Breaking down the P/E ratio

NasdaqGS:SBSI PE PEG Gauge Oct 7th 17

P/E is often used for relative valuation since earnings power is a chief driver of investment value. By comparing a stock’s price per share to its earnings per share, we are able to see how much investors are paying for each dollar of the company’s earnings.

P/E Calculation for SBSI

Price-Earnings Ratio = Price per share ÷ Earnings per share

SBSI Price-Earnings Ratio = 36.75 ÷ 1.907 = 19.3x

The P/E ratio itself doesn’t tell you a lot; however, it becomes very insightful when you compare it with other similar companies. We want to compare the stock’s P/E ratio to the average of companies that have similar characteristics as SBSI, such as size and country of operation. One way of gathering a peer group is to use firms in the same industry, which is what I’ll do. At 19.3x, SBSI’s P/E is higher than its industry peers (18.5x). This implies that investors are overvaluing each dollar of SBSI’s earnings. As such, our analysis shows that SBSI represents an over-priced stock.

Assumptions to watch out for

While our conclusion might prompt you to sell your SBSI shares immediately, there are two important assumptions you should be aware of. Firstly, our peer group contains companies that are similar to SBSI. If this isn’t the case, the difference in P/E could be due to other factors. For example, if you compared higher growth firms with SBSI, then its P/E would naturally be lower since investors would reward its peers’ higher growth with a higher price. The second assumption that must hold true is that the stocks we are comparing SBSI to are fairly valued by the market. If this does not hold, there is a possibility that SBSI’s P/E is lower because our peer group is overvalued by the market.

What this means for you:

Are you a shareholder? Since you may have already conducted your due diligence on SBSI, the overvaluation of the stock may mean it is a good time to reduce your current holdings.

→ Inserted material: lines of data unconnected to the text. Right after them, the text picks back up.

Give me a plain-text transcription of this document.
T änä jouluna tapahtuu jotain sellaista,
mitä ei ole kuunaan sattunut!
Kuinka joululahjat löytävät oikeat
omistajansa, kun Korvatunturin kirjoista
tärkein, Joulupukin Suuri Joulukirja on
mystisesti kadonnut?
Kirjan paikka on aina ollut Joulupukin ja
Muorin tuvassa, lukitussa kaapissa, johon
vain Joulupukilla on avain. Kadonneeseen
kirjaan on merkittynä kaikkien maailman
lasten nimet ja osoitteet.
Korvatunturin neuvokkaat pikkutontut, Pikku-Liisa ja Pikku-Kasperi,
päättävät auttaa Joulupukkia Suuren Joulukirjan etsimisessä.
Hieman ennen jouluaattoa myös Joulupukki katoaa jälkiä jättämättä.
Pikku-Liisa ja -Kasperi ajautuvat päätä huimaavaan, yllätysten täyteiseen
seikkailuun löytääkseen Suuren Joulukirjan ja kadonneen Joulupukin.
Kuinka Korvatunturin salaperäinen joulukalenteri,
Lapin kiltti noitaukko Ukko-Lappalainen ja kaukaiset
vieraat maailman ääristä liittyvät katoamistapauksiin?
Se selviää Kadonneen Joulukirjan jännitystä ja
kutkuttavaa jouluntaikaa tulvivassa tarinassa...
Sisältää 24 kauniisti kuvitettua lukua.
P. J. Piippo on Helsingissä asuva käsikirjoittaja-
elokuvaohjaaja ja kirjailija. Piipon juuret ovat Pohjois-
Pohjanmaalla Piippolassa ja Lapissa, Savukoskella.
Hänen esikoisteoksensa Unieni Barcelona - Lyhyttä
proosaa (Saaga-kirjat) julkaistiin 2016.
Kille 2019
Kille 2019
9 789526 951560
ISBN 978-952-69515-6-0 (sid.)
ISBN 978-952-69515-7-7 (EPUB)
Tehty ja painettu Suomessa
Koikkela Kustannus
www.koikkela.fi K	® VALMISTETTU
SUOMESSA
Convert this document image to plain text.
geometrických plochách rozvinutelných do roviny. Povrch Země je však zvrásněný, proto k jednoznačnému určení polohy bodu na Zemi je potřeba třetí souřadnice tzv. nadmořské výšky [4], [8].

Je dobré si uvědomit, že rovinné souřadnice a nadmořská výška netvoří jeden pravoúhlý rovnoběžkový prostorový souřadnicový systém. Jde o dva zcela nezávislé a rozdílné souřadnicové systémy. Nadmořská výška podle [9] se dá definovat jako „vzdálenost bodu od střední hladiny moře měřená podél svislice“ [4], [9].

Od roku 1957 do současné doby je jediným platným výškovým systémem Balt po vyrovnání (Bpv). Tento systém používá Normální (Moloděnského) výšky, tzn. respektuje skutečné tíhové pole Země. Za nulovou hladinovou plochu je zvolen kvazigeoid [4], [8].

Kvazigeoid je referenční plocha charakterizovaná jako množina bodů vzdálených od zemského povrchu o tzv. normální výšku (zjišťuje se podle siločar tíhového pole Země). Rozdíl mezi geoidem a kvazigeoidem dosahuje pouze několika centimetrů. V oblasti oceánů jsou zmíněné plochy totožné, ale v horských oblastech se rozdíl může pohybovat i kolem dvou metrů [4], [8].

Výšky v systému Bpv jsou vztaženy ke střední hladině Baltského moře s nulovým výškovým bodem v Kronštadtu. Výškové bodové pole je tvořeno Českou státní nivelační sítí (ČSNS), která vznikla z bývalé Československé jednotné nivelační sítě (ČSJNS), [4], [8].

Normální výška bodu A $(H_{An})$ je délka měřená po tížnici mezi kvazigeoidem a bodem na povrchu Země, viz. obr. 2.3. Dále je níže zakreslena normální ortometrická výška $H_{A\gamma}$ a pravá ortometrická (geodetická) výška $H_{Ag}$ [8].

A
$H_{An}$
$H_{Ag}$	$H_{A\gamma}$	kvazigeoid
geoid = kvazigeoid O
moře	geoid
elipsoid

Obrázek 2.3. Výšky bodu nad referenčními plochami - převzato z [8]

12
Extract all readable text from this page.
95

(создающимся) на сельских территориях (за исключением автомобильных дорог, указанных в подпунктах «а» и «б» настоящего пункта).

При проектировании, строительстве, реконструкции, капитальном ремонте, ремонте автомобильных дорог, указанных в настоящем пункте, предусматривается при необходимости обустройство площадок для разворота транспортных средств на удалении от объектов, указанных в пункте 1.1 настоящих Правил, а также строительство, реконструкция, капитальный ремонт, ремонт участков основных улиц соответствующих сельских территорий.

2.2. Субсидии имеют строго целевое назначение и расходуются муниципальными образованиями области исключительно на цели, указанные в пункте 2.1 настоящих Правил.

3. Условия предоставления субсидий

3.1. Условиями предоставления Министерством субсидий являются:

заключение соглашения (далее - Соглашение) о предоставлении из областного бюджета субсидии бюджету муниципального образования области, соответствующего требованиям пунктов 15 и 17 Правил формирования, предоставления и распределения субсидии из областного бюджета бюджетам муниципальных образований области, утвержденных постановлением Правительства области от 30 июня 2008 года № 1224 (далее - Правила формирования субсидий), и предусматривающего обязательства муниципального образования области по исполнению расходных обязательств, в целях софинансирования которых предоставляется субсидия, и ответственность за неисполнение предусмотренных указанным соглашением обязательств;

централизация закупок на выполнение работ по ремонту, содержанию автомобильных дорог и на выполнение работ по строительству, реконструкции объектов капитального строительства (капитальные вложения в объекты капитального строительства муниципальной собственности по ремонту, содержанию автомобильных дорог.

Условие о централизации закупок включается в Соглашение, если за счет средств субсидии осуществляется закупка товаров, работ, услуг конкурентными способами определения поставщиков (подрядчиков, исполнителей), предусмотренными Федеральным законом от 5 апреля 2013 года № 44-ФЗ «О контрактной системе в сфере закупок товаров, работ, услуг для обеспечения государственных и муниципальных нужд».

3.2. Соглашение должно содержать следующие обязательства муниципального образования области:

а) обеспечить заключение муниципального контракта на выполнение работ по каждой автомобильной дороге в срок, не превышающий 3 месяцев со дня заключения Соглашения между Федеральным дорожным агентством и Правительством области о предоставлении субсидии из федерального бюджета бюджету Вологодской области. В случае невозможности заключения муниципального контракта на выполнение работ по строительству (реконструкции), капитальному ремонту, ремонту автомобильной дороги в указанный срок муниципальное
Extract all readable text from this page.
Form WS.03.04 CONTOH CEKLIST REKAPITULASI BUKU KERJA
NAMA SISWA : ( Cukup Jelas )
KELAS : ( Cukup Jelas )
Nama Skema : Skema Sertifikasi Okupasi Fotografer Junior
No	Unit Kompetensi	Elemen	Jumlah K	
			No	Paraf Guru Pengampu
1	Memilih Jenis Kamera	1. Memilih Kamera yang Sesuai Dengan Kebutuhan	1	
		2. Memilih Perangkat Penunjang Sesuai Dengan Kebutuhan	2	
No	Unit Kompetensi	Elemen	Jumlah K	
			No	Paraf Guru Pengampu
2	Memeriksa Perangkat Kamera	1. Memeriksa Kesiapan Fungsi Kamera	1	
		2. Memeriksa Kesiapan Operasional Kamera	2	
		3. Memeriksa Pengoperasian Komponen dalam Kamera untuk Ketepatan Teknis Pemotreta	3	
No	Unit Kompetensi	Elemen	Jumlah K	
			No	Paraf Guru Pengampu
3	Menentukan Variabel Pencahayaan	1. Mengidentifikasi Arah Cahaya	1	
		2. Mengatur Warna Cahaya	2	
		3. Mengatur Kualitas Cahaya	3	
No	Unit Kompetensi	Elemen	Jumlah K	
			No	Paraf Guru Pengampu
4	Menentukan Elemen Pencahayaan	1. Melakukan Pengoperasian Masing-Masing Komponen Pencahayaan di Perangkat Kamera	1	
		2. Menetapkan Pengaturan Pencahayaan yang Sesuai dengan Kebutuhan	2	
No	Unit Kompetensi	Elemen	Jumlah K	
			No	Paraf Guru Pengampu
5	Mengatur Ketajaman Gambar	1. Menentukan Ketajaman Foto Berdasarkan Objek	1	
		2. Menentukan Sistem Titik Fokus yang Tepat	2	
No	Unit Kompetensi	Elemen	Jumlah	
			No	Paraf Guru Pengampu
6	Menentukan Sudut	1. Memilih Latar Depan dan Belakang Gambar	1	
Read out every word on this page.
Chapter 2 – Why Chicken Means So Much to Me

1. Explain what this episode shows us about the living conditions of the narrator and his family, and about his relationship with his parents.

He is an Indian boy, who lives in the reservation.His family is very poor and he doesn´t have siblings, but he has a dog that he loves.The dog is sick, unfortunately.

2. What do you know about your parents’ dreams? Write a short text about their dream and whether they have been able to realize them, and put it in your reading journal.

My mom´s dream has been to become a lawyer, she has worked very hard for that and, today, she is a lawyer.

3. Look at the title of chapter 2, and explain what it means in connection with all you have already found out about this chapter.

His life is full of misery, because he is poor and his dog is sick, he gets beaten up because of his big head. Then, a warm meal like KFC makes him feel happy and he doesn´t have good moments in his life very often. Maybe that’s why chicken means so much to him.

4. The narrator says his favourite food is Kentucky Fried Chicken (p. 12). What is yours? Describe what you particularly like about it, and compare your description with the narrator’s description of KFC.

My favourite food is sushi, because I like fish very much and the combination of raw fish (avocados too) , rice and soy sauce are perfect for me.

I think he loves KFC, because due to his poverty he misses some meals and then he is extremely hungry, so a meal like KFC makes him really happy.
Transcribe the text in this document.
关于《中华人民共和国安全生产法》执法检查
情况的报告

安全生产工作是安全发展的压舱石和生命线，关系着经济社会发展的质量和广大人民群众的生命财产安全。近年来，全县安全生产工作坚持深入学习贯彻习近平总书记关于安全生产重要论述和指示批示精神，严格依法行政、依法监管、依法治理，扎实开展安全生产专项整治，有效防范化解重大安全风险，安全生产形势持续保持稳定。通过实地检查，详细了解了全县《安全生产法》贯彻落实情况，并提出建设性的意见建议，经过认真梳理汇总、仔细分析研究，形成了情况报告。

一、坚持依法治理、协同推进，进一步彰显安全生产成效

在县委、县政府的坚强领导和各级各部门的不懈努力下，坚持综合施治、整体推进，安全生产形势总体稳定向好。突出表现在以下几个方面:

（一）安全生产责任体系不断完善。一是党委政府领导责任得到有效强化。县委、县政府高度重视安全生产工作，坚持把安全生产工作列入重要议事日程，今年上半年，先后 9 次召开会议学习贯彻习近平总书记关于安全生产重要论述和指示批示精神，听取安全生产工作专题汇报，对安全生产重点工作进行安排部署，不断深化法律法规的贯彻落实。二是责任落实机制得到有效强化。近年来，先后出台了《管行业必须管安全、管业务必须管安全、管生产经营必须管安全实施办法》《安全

But at the end of the day, keep in mind that relative valuation relies heavily on critical assumptions I've outlined above.

Are you a potential investor? If you are considering investing in SBSI, looking at the PE ratio on its own is not enough to make a well-informed decision. You will benefit from looking at additional analysis and considering its intrinsic valuation along with other relative valuation metrics like PEG and EV/Sales.

PE is one aspect of your portfolio construction to consider when holding or entering into a stock. But it is certainly not the only factor. Take a look at our most recent infographic report on Southside Bancshares for a more in-depth analysis of the stock to help you make a well-informed investment decision. Since we know a limitation of PE is it doesn't properly account for growth, you can use our free platform to see my list of stocks with a high growth potential and see if their PE is still reasonable.


To help readers see pass the short term volatility of the financial market, we aim to bring you a long-term focused research analysis purely driven by fundamental data. Note that our analysis does not factor in the latest price sensitive company announcements.

The author is an independent contributor and at the time of publication had no position in the stocks mentioned.